Invasive Mucinous Adenocarcinomas With Spatially Separate Lung Lesions: Analysis of Clonal Relationship by Comparative Molecular Profiling

Abstract

Introduction: Pulmonary invasive mucinous adenocarcinomas (IMAs) often present with spatially separate lung lesions. Clonal relationship between such lesions, particularly those involving contralateral lobes, is not well established. Here, we used comparative genomic profiling to address this question.

Methods: Patients with genomic analysis performed on two IMAs located in different lung regions were identified. Molecular assays included DNA-based next-generation sequencing (NGS) for 410 to 468 genes (Memorial Sloan Kettering-Integrated Mutation Profiling of Actionable Cancer Targets), RNA-based NGS for 62 genes (Memorial Sloan Kettering-Fusion), or non-NGS assays.

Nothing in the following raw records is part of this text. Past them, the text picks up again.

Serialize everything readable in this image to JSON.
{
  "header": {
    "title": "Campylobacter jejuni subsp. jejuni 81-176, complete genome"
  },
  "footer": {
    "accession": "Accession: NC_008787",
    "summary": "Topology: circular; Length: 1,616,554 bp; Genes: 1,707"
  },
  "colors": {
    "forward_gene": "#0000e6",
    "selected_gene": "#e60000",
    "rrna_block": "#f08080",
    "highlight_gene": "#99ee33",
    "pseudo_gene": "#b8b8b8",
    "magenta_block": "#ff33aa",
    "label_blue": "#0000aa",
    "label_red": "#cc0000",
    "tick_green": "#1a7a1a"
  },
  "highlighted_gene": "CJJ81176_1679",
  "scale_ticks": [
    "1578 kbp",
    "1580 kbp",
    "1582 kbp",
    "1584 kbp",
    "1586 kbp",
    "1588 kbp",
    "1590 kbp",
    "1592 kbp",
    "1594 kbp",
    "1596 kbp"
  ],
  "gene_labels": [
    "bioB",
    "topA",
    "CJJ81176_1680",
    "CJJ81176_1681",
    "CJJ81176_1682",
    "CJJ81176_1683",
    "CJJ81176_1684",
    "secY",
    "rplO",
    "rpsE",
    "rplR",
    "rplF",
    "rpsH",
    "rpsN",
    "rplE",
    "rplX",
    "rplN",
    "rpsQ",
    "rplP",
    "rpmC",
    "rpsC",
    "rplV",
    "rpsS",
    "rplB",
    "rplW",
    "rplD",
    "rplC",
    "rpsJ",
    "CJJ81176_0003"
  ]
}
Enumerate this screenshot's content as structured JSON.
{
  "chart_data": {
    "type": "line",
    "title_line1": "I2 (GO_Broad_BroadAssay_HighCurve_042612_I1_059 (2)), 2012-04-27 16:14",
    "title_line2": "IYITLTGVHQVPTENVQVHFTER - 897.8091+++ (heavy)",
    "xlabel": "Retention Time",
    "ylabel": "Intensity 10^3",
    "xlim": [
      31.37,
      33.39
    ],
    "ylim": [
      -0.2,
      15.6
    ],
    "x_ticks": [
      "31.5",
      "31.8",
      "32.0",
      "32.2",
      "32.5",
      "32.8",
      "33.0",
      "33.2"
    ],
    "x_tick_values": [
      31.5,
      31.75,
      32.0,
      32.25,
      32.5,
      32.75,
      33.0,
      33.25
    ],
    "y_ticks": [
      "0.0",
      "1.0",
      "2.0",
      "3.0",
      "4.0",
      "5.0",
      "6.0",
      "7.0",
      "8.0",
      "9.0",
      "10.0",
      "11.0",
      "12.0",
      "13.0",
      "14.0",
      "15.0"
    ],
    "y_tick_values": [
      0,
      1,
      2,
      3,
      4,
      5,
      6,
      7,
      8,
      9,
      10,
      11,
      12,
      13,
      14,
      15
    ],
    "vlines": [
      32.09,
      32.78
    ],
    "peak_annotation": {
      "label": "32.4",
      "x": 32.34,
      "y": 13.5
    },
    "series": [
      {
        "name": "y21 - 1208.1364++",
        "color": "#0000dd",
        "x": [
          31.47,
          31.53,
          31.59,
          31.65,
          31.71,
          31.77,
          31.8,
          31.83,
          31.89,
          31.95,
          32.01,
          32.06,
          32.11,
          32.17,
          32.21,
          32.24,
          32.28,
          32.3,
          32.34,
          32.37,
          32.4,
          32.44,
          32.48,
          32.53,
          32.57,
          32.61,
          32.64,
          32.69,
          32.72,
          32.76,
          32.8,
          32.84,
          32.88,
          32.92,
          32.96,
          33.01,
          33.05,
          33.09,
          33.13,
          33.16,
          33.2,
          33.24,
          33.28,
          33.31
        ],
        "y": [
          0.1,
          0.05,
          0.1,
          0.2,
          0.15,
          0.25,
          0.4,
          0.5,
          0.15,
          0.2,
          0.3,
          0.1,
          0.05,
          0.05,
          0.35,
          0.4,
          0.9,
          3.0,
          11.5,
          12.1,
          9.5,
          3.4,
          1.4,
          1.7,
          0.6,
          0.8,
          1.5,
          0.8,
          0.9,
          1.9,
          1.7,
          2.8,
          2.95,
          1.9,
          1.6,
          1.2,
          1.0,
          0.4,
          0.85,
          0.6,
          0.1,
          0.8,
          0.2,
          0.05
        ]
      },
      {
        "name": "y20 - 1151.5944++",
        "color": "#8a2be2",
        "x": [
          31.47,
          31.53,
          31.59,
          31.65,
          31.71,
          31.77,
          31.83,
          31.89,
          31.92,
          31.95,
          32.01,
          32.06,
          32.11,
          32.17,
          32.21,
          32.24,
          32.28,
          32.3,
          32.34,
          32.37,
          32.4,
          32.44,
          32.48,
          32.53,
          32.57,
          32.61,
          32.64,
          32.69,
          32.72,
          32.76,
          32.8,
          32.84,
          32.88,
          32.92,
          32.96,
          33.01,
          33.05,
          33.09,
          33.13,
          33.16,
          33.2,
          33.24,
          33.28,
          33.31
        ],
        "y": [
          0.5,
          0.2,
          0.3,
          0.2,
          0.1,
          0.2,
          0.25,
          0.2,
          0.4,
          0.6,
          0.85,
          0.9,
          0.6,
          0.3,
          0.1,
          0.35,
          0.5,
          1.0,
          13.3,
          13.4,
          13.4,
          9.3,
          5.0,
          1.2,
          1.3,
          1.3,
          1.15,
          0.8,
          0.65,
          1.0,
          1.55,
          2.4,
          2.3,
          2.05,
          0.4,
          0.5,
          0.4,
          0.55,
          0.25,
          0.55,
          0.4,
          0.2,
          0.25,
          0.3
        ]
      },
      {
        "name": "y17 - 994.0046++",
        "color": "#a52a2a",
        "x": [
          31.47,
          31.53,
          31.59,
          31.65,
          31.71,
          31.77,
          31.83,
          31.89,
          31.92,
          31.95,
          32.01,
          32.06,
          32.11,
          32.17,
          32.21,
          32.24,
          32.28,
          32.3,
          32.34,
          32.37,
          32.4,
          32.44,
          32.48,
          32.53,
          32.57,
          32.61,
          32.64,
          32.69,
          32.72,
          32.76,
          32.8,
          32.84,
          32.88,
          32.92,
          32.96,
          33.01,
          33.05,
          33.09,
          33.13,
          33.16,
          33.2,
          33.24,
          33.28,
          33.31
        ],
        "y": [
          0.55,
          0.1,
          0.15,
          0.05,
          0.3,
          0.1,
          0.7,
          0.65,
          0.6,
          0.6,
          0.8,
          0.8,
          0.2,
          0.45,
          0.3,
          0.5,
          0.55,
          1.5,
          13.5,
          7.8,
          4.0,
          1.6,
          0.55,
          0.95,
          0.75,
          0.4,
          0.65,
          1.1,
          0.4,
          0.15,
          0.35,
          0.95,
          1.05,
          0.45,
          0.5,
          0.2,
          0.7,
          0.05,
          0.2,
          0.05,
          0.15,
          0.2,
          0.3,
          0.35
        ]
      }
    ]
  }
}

Results: Comparative genomic profiling was performed on two separate IMAs in 24 patients, of whom 19 had contralateral lesions. Tumors from all but one patient shared matching driver alterations, including KRAS (n = 19), NRG1 (n = 2), ERBB2 (n = 1) or BRAF (n = 1). In addition, in patients with paired tumors profiled by NGS (n = 12), shared driver alterations were accompanied by up to 4 (average 2.6) other identical mutations, further supporting the clonal relationship between the tumors. Only in a single patient separate IMAs harbored entirely nonoverlapping mutation profiles, supporting clonally unrelated, distinct primary tumors. Notably, in a subset of patients (n = 3), molecular testing confirmed a clonal relationship between the original resected IMAs and subsequent contralateral IMA presenting after an extremely long latency (8.1-11.7 y).

Conclusions: Comparative molecular profiling supports that nearly all separate pulmonary IMA lesions represent intrapulmonary spread arising from a single tumor and documents a subset with a remarkably protracted course of intrapulmonary progression. This study reinforces the unique biology and clinical behavior of IMAs while further highlighting the value of genomic testing for clarifying the clonal relationship between multiple lung carcinomas.

Keywords: Comparative molecular profiling; Invasive mucinous adenocarcinoma; KRAS; Lung; Molecular diagnostics; NSCLC.

Figure 1:. Summary of genomic findings.

The top rows show the patient number and the individual tumor designations as T1 and T2. ^#Initial testing by Sanger sequencing or MALDI-TOF MS resulted in a false-negative result; the mutation was detected only after re-testing with a locked nucleic acid-PCR sequencing. *Additional shared alterations other than the shared pathogenic MAPK alterations as provided in the panel above.

Figure 2:. Radiologic, histologic, and genomic findings for select tumor pairs that were analyzed using next-generation sequencing.

A-D: Tumor pairs classified as clonally related. E: The sole patient in this study with tumor pair classified as clonally unrelated (separate primary IMAs). Histologic sections (20x objective) and the molecular results are provided below. The IMA-specific prevalence is provided for each genetic alteration in parenthesis. Probability of chance co-occurrence is provided for pairs with shared genetic alterations (A-D).

Figure 3:. Radiologic presentation and the timeline of progression of clonally-related IMAs.

Progression timeline for patients with metachronous tumors (A) and synchronous tumors (B), and (C) overall survival based on the presence of pneumonic infiltrates. Each row represents individual patients and the course of their disease. The horizontal axis represents time in years. Shading legend: red death of disease (DD), gray death of other causes (DOC), blue no evidence of disease (NED) and yellow alive with disease (AWD). T1 and T2 refer to index lesions that underwent molecular analysis. Superscript values represent additional lesions identified radiologically.